L'article 1er de l'ordonnance dispose en effet dans son premier alinéa : « les lois de finances déterminent la nature, le montant et l'affectation des ressources et des charges de l'Etat, compte tenu d'un équilibre économique et financier qu'elles définissent. »
L'article 31 précise que le projet de loi de finances de l'année, dans sa première partie, « autorise la perception des ressources publiques et comporte les voies et moyens qui assurent l'équilibre financier ; évalue le montant des ressources d'emprunts et de trésorerie ; autorise la perception des impôts affectés aux collectivités et aux établissements publics ; fixe les plafonds des grandes catégories de dépenses et arrête les données générales de l'équilibre financier ».

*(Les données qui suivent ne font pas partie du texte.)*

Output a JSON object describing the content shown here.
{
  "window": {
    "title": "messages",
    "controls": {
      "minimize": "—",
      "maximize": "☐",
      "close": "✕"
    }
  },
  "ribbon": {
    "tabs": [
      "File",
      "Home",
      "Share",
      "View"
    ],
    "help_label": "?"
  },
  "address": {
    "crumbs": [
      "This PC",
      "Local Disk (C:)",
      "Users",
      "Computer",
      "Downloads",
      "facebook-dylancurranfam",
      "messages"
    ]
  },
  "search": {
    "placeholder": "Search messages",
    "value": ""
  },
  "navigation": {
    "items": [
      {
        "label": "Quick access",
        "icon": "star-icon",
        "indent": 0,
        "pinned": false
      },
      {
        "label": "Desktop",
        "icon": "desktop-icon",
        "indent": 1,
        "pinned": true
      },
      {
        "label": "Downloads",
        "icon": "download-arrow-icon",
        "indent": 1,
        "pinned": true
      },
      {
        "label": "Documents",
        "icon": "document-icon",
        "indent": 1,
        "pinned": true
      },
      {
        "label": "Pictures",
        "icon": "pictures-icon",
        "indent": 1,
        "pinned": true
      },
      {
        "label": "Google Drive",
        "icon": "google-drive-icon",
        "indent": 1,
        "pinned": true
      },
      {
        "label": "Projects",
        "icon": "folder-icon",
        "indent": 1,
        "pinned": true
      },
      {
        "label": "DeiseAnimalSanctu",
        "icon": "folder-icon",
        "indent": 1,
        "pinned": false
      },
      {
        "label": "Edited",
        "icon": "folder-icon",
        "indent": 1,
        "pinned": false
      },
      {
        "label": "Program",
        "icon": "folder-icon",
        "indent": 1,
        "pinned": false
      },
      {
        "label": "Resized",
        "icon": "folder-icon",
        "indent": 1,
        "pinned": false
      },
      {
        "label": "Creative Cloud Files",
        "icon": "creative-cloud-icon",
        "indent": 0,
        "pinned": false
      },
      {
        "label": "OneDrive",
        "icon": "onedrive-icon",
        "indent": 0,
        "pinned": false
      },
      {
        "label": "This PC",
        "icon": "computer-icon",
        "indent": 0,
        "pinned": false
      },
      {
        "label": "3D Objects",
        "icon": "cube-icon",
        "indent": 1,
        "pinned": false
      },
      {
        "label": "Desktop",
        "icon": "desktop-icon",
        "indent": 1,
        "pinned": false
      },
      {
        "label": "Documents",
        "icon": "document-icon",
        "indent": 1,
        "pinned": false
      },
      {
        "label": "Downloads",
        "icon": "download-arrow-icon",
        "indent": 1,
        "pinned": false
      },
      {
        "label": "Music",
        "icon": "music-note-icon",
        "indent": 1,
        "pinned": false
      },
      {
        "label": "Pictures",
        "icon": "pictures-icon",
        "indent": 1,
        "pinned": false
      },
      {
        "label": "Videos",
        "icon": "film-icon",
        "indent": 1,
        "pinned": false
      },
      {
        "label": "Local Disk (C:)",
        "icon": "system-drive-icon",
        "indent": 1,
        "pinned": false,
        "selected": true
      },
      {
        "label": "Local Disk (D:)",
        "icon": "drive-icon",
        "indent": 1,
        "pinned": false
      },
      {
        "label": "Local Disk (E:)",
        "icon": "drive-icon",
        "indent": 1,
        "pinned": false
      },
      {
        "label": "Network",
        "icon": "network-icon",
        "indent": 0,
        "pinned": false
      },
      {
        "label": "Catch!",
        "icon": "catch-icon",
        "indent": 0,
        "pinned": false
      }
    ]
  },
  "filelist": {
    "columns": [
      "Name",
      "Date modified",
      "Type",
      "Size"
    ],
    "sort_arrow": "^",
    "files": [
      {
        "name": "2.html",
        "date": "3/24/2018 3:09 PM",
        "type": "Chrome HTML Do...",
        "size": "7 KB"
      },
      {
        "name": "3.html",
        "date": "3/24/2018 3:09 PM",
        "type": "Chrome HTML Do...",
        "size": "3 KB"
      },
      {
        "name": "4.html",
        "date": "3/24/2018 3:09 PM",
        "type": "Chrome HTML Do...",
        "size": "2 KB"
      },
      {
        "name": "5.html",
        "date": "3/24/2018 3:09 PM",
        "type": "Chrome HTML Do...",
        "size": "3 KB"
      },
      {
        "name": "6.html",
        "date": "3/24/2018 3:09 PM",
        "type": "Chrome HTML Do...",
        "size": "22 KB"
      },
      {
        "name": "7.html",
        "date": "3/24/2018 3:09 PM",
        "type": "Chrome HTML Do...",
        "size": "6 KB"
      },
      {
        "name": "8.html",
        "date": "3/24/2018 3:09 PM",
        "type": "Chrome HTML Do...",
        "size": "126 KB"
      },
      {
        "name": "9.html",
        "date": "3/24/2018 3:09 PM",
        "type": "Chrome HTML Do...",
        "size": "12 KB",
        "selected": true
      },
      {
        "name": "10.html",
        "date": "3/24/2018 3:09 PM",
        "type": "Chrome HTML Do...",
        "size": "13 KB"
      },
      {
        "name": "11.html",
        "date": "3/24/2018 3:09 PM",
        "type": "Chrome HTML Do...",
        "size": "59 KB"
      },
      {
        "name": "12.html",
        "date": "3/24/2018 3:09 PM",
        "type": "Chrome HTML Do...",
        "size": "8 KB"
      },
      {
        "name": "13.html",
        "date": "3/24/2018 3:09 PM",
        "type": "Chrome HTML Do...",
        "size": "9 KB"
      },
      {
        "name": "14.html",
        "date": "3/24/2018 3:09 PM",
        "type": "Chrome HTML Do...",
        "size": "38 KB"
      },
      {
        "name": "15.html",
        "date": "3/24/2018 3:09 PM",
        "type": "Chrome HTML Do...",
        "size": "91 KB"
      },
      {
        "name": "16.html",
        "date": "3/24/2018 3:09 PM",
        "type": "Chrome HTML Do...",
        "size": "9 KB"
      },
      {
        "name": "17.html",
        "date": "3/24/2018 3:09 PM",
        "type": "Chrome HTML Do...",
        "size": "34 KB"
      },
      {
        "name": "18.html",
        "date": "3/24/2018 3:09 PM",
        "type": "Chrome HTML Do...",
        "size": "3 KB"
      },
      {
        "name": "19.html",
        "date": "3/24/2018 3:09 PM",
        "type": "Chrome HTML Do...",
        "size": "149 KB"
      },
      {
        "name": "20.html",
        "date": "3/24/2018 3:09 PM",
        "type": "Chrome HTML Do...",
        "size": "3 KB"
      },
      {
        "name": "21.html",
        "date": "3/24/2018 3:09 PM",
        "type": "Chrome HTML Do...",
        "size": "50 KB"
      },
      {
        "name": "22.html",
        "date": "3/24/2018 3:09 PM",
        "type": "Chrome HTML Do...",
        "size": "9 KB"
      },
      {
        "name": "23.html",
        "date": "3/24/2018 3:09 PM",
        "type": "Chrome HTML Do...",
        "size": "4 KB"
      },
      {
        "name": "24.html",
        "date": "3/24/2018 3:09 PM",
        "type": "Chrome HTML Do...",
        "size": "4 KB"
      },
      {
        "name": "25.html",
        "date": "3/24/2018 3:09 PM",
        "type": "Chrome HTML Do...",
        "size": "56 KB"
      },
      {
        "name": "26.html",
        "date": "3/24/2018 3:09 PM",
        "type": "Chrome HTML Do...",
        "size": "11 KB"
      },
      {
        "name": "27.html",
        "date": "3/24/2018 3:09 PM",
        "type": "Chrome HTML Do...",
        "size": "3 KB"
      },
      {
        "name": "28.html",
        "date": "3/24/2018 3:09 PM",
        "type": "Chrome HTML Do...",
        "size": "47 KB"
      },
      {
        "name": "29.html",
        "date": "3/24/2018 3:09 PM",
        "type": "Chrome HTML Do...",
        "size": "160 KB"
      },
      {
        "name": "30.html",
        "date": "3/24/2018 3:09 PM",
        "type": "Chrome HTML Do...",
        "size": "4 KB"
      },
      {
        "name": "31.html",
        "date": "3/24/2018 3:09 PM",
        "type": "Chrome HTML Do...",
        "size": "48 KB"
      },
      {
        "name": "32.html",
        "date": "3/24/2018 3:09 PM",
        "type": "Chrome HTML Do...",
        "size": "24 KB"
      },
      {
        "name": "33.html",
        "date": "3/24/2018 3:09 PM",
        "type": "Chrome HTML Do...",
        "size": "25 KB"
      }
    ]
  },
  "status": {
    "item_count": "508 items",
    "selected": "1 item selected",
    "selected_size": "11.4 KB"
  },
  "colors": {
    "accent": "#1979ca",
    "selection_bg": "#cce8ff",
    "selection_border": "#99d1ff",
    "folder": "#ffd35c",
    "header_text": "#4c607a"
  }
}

En effet, l'article 34 (article d'équilibre) (art 50 du texte définitif) du projet de loi de finances pour 1990 tel qu'il a été considéré comme adopté par l'Assemblée nationale tant en nouvelle lecture qu'en dernière lecture, comportait l'inscription de recettes qui ne résultaient aucunement de la première partie du projet de loi de finances, ni au titre des impôts existants dont la perception est autorisée par son article 1er, ni au titre des mesures fiscales nouvelles proposées par ses autres articles.
Tel est notamment le cas de la recette de 345 millions de francs inscrite au titre de la majoration de la taxe sur les véhicules de sociétés résultant de l'article 34 quinquies (art 52 du texte définitif) du projet de loi de finances rectificative pour 1989.
Tel est également le cas d'une recette de 250 millions de francs résultant à la fois des articles 34 ter (art 50 du texte définitif) (majoration du droit de timbre sur les cartes d'entrée dans les casinos) et 34 quater (art 51 du texte définitif) (majoration du droit de timbre de dimension) du même projet de loi.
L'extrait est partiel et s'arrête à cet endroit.